Marc Bélit n’oublie pas de saluer les acteurs de l’ombre, ceux qu’il appelle « les employés du Parvis » : « À ces hommes, à ces femmes, il faut rendre hommage non pas seulement par des cérémonies mais par des témoignages de reconnaissance. » Il cite Sophie Puscian Dulon : « Son engagement, sa rigueur, sa fidélité depuis 30 ans ont fait d’elle l’un des piliers de cette aventure. »

Il évoque aussi son propre parcours : « J’ai moi-même reçu cette première distinction après 25 ans d’engagement culturel et je la porte comme un rappel non d’un mérite individuel mais d’une œuvre collective que j’ai eu l’honneur de conduire. »

Une médaille, un pacte

Marc Bélit conclut sur le sens profond de cette reconnaissance : « Les marques honorifiques ne sont pas un but. Nous le savons. Mais c’est le signe de la plus haute reconnaissance de l’État. » Et de rappeler une anecdote significative : « Clint Eastwood, à qui on l’a remise un jour, se mit à l’arborer en toute circonstance. »

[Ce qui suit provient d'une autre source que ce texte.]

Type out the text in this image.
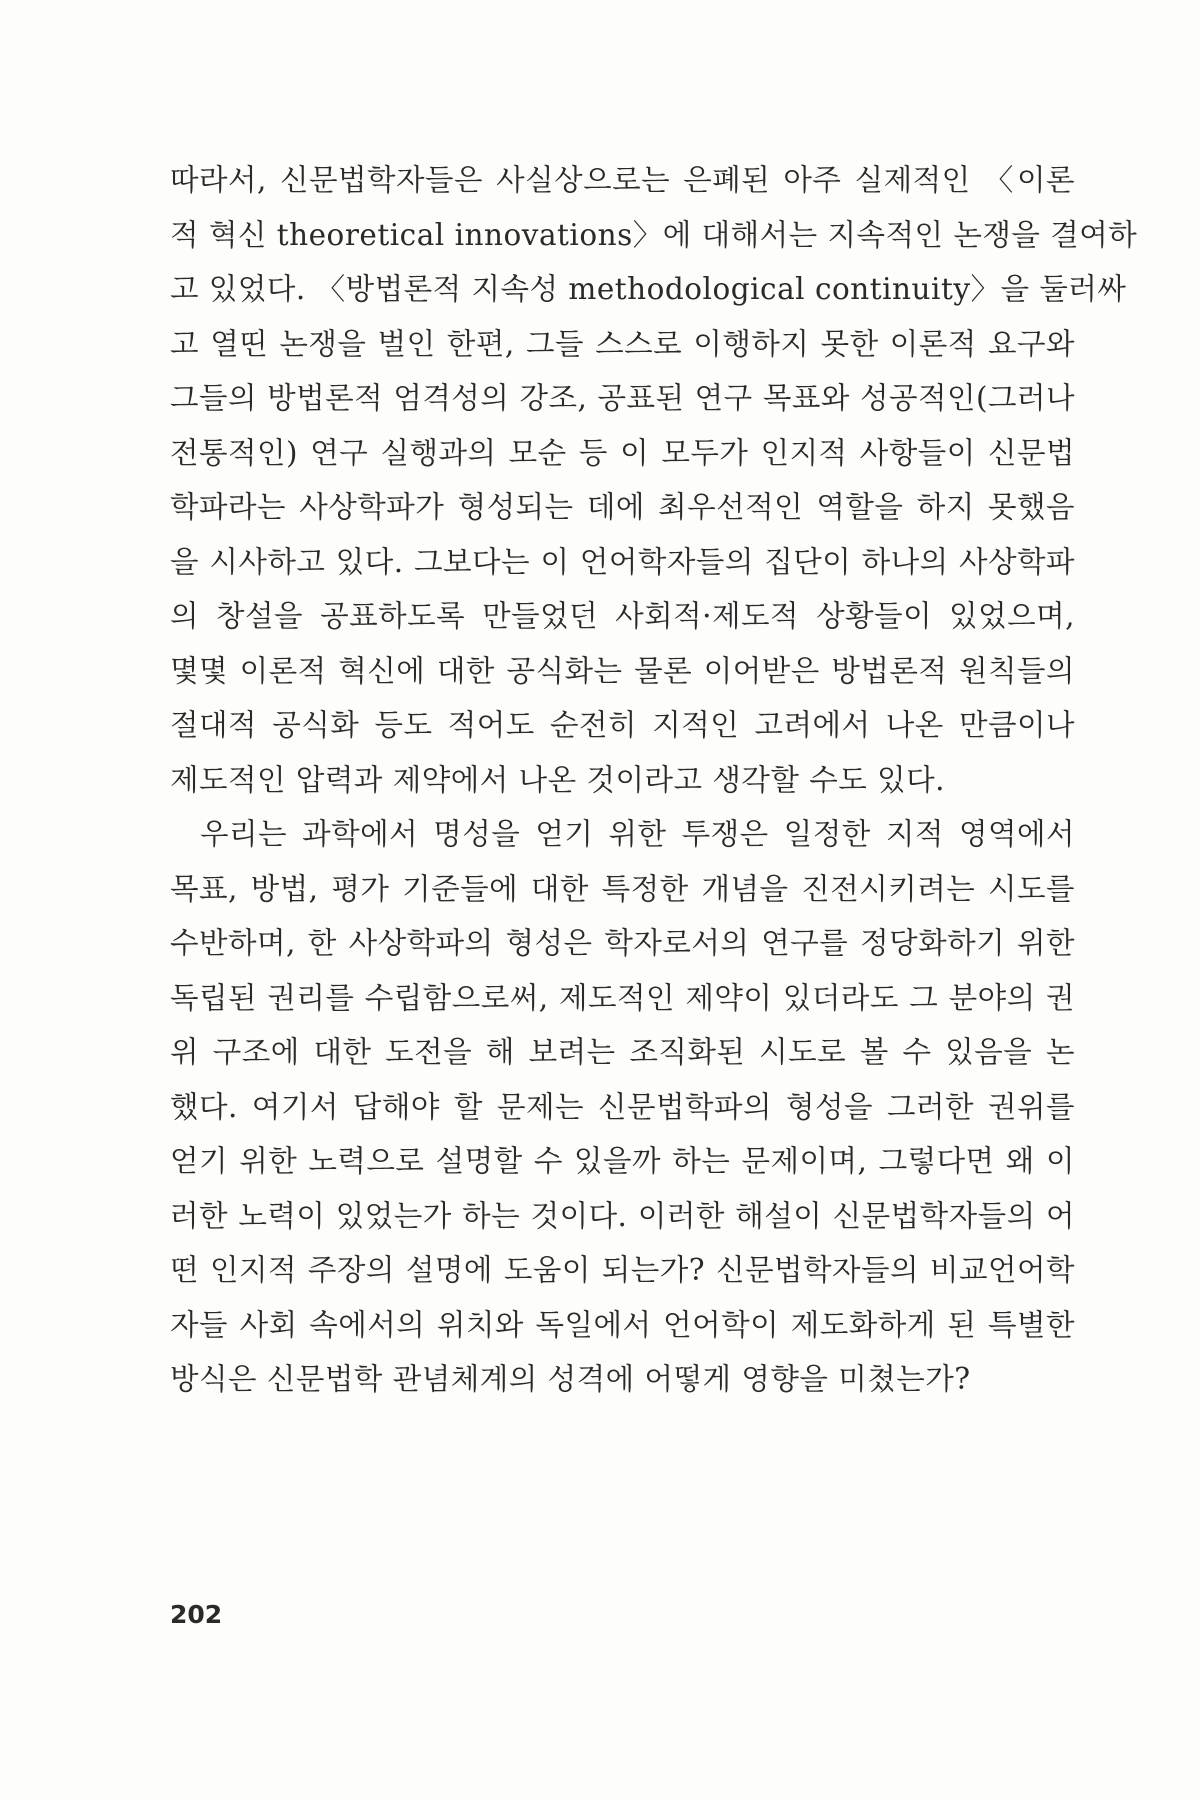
따라서, 신문법학자들은 사실상으로는 은폐된 아주 실제적인 〈이론
적 혁신 theoretical innovations〉에 대해서는 지속적인 논쟁을 결여하
고 있었다. 〈방법론적 지속성 methodological continuity〉을 둘러싸
고 열띤 논쟁을 벌인 한편, 그들 스스로 이행하지 못한 이론적 요구와
그들의 방법론적 엄격성의 강조, 공표된 연구 목표와 성공적인(그러나
전통적인) 연구 실행과의 모순 등 이 모두가 인지적 사항들이 신문법
학파라는 사상학파가 형성되는 데에 최우선적인 역할을 하지 못했음
을 시사하고 있다. 그보다는 이 언어학자들의 집단이 하나의 사상학파
의 창설을 공표하도록 만들었던 사회적·제도적 상황들이 있었으며,
몇몇 이론적 혁신에 대한 공식화는 물론 이어받은 방법론적 원칙들의
절대적 공식화 등도 적어도 순전히 지적인 고려에서 나온 만큼이나
제도적인 압력과 제약에서 나온 것이라고 생각할 수도 있다.
우리는 과학에서 명성을 얻기 위한 투쟁은 일정한 지적 영역에서
목표, 방법, 평가 기준들에 대한 특정한 개념을 진전시키려는 시도를
수반하며, 한 사상학파의 형성은 학자로서의 연구를 정당화하기 위한
독립된 권리를 수립함으로써, 제도적인 제약이 있더라도 그 분야의 권
위 구조에 대한 도전을 해 보려는 조직화된 시도로 볼 수 있음을 논
했다. 여기서 답해야 할 문제는 신문법학파의 형성을 그러한 권위를
얻기 위한 노력으로 설명할 수 있을까 하는 문제이며, 그렇다면 왜 이
러한 노력이 있었는가 하는 것이다. 이러한 해설이 신문법학자들의 어
떤 인지적 주장의 설명에 도움이 되는가? 신문법학자들의 비교언어학
자들 사회 속에서의 위치와 독일에서 언어학이 제도화하게 된 특별한
방식은 신문법학 관념체계의 성격에 어떻게 영향을 미쳤는가?
202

Enfin, il élève le propos à sa dimension civique et artistique : « Que ceux que nous décorons aujourd’hui se souviennent que cette médaille n’est pas un point d’arrivée mais un pacte. Un pacte passé avec le silence des salles, la lumière des scènes, le frisson des spectateurs. » Et de conclure avec Malraux : « Ce que la culture donne à la nation, ce n’est pas une distraction, c’est une conscience. » Un lieu né d’un pari, porté par une famille, soutenu par l’État, nourri par ses artistes, et devenu, avec le temps, une scène nationale exemplaire.